Expect debates about consumer data, Internet privacy and regulation of some Web-based businesses to loom large this session. The tech lobby beefed up its presence in Sacramento last year, with the Internet Association opening an office here – its first office outside Washington, D.C. The group was instrumental in rallying ride-sharing services like Uber and Lyft to oppose legislation increasing their insurance requirements. A similar effort to regulate home-sharing services is likely to emerge in the Legislature this year; one such company, Airbnb, recently retained a Sacramento lobbyist for the first time. The Assembly has established a new committee devoted to privacy and consumer protection, chaired by Assemblyman Mike Gatto. He is carrying a bill that would change the way Californians can use the Internet – it would permit playing poker online.

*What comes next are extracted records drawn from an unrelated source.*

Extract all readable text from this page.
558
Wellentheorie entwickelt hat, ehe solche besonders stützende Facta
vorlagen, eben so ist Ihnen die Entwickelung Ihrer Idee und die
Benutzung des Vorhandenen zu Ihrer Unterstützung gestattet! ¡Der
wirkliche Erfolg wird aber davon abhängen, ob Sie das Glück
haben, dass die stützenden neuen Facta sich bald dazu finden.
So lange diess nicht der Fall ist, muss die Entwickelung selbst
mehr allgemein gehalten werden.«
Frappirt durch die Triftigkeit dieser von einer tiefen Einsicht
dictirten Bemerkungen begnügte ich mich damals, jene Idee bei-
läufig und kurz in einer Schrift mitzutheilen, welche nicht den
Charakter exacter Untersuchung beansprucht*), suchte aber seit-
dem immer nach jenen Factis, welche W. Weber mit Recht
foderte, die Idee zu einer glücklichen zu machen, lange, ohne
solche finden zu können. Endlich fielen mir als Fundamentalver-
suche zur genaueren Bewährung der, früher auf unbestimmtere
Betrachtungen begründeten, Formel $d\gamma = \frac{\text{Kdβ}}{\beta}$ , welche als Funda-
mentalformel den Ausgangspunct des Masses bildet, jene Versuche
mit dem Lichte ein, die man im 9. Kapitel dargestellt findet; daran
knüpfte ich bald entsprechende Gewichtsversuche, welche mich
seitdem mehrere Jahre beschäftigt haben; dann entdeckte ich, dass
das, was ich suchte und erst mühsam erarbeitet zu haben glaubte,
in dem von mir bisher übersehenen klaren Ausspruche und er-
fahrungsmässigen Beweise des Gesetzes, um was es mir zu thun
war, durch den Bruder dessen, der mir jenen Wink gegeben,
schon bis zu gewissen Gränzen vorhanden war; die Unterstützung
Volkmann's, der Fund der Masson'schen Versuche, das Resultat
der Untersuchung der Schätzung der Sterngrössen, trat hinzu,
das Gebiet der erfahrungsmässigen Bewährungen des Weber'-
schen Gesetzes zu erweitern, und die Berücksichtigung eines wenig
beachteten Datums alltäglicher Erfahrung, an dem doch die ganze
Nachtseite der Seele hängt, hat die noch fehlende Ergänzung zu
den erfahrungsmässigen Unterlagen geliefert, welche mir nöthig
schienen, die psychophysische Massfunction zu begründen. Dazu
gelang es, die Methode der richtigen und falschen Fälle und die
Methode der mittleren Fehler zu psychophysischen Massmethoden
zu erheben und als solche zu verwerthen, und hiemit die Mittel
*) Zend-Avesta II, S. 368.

After legislation stalled last year to provide undocumented immigrants subsidized health care, Sen. Ricardo Lara is making another go of it. SB 4 would give immigrants who are in the country illegally – a group that is not covered by the federal Affordable Care Act – access to health insurance in California. Lara, a Bell Gardens Democrat, has also proposed creating a new state office to help immigrants acclimate to life in California. He’s been given a powerful position as chairman of the Senate’s appropriations committee, and will play a big role in deciding which spending bills live or die. The Legislature’s Latino caucus has been instrumental in backing legislation to expand the freedoms undocumented immigrants can enjoy in California. The caucus gets a new chairman this year: Assemblyman Luis Alejo, D-Watsonville, who in 2013 carried a bill offering driver’s licenses to immigrants who are in the country illegally. He has already introduced legislation for this session that could allow undocumented immigrants to work legally.